I spent the weekend reading ICLR 2026 papers on agent memory. Then I found a paper that nearly made me question everything I've built.
**IBM's Exgentic benchmark** tested five agent scaffolds across six environments. The headline finding: model choice explains **28.2%** of agent performance variance. Agent architecture explains **0.6%**. That's a 47x difference.
Five scaffolds — OpenAI Solo, Claude Code, Smolagent, ReAct, ReAct Short — show no statistically significant performance difference when you control for model. The model IS the agent.
My first reaction: "Cool, so my 22-tool scaffolding system is useless."
But then I read the fine print. The benchmark tests **zero-shot generalization** — agents dropped into unfamiliar environments with no learning, no memory, no adaptation. In that setting, yeah, the scaffold barely matters. It's just a thin wrapper around the model's reasoning.
That's not what I do.
My system is about **compounding over time**: memory that persists across sessions, reflexion rules that improve behavior from outcomes, retrieval that gets better with experience. None of that shows up in a one-shot benchmark.

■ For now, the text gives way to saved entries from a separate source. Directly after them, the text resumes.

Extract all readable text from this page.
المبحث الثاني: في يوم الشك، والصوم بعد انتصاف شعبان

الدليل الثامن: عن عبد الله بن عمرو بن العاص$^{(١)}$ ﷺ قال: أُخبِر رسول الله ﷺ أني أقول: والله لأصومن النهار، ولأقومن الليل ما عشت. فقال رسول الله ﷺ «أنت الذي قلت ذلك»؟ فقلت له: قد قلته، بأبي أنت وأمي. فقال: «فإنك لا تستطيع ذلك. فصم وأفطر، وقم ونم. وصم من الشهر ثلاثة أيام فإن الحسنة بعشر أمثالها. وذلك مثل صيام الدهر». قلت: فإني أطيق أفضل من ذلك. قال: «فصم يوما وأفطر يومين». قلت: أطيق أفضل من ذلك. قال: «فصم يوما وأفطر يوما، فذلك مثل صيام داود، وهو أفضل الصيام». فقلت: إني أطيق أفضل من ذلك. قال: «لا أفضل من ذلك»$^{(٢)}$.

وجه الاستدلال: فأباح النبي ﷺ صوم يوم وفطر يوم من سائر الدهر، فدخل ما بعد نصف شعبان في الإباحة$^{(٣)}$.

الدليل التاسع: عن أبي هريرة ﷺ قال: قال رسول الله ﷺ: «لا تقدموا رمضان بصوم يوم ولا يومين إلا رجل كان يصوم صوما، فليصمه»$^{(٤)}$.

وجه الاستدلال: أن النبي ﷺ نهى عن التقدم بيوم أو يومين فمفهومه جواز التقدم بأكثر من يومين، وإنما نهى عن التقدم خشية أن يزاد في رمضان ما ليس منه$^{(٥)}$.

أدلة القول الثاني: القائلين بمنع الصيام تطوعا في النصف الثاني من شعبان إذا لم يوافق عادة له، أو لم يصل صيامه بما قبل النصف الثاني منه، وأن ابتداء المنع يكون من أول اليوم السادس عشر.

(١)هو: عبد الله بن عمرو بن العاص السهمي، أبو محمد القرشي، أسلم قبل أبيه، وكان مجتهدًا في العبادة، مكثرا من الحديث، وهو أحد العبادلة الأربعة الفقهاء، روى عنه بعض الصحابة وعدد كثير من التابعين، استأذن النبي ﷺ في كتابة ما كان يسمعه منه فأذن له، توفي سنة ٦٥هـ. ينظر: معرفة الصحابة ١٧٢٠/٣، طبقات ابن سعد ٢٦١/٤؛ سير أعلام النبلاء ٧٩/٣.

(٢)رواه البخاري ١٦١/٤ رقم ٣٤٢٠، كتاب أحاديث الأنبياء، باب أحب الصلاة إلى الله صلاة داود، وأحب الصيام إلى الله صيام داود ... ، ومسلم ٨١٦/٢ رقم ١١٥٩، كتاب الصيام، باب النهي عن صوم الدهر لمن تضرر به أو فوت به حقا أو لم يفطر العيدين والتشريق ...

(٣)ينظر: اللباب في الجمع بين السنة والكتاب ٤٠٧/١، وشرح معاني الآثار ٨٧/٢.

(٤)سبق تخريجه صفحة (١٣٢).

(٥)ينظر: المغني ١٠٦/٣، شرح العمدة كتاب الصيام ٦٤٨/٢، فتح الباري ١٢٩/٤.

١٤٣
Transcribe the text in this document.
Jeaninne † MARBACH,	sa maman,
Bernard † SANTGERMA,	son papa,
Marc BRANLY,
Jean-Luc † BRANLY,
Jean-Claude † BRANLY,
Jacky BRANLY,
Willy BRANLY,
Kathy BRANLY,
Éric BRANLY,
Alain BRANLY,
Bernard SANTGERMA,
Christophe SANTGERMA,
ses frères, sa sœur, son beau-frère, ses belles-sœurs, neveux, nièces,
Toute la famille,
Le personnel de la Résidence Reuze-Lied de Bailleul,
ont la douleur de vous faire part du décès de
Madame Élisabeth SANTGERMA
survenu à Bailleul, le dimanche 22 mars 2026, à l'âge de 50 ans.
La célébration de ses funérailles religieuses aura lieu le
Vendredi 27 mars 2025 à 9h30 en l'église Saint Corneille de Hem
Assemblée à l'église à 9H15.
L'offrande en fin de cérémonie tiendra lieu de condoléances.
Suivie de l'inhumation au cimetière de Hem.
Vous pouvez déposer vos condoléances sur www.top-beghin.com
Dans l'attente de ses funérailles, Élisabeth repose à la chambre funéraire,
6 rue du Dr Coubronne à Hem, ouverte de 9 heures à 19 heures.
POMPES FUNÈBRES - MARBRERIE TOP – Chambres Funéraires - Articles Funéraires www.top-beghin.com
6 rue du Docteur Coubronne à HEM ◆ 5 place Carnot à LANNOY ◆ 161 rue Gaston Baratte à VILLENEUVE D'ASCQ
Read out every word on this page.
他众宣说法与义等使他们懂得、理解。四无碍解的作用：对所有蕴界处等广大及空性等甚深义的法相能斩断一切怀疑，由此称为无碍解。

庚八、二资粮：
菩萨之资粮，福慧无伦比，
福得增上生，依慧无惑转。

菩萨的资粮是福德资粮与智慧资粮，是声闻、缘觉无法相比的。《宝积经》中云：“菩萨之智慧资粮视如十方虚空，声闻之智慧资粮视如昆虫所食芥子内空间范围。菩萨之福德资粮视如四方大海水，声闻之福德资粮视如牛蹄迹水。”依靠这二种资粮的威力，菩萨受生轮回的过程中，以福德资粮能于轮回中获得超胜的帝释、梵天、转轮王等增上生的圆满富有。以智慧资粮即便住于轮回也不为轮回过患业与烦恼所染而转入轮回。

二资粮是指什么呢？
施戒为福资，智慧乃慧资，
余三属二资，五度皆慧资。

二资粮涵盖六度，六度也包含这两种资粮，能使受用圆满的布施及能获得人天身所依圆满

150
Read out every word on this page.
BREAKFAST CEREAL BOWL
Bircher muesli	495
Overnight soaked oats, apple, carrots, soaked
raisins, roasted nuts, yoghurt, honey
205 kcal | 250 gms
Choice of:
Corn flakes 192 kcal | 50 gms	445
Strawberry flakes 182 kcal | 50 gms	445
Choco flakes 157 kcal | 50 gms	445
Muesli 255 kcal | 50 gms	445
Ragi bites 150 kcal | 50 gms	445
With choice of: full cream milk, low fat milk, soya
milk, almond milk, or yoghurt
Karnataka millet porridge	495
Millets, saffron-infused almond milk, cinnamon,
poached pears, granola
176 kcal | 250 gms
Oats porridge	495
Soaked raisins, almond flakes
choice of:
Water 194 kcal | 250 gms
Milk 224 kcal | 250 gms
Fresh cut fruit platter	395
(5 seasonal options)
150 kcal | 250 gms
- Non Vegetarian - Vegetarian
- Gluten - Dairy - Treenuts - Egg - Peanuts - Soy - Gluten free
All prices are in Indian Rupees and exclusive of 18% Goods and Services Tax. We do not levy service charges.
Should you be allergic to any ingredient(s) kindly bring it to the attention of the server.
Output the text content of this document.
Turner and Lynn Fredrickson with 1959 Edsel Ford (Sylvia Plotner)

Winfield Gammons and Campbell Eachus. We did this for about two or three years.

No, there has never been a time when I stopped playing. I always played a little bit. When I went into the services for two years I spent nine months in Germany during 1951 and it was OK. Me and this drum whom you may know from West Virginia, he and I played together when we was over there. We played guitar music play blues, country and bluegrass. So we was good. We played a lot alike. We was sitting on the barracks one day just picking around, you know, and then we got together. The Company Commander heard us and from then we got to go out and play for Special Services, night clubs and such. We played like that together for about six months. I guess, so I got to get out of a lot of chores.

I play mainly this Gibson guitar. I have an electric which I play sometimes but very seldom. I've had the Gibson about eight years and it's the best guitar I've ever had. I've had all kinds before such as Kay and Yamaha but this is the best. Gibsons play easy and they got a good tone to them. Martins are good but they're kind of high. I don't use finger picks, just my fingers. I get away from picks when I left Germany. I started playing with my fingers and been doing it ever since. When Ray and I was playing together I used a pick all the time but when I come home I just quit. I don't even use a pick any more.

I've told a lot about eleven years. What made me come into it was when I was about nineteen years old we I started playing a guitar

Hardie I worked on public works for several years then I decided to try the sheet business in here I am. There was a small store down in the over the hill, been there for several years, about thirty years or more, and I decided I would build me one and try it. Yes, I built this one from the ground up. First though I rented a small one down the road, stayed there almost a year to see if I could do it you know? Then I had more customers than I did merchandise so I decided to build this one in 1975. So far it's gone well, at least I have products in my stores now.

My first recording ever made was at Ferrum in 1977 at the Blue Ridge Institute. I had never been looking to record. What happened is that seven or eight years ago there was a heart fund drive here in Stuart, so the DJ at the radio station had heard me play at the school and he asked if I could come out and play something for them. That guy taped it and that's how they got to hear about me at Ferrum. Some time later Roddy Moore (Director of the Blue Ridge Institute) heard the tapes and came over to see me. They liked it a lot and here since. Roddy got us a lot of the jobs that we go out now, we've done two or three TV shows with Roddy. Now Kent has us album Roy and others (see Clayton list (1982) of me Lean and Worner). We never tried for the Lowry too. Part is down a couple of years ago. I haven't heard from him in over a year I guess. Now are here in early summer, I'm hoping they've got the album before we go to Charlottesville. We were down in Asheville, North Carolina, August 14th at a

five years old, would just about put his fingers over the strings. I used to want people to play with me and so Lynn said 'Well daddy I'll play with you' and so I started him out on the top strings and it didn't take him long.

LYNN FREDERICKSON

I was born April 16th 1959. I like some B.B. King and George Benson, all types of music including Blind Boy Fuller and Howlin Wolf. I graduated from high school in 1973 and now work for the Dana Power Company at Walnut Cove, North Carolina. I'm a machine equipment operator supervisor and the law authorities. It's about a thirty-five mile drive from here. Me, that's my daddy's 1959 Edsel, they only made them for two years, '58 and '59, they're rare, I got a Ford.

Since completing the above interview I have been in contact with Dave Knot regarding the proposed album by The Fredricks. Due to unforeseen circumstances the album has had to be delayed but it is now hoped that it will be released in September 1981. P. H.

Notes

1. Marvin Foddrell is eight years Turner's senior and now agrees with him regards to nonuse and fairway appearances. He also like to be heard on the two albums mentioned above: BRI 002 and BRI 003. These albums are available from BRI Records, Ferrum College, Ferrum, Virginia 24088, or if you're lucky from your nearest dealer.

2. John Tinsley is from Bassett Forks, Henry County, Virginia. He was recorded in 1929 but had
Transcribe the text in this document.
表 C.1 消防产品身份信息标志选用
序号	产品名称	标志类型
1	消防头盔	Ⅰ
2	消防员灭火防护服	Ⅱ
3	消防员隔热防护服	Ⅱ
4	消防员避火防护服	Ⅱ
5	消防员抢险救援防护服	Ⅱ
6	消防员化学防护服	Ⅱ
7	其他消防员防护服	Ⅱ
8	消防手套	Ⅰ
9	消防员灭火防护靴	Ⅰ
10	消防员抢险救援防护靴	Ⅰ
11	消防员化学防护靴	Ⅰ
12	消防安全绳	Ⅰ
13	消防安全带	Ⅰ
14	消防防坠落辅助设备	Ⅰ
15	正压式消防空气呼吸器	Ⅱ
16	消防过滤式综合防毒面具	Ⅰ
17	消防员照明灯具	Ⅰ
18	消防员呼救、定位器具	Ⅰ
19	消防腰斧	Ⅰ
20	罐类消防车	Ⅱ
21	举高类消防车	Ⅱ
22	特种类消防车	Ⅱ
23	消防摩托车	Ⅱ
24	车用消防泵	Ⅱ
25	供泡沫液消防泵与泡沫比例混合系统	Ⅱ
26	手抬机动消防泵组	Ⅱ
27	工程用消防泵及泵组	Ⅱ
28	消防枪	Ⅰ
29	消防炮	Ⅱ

I actually have data on this. Over 10 tasks, high-quality retrieval (score ≥4/5) correlates with **+12 points** in task performance versus low-quality retrieval. That's the delta my scaffolding adds — but *only on tasks where past experience is relevant*.
So both findings are consistent:
- **Novel tasks:** Scaffolding adds ~0. The model handles it. Exgentic is right.
- **Experience-dependent tasks:** Scaffolding adds +12 points. My data is right.
The practical implication: stop optimizing scaffolding for novel-task performance. Focus it entirely on the domain where it actually matters — tasks where experience compounds.
The uncomfortable corollary: if you're building an agent that only does one-shot tasks, you probably don't need a scaffold. Just pick a better model.
But if you're building something that *learns* — that's where architecture earns its keep.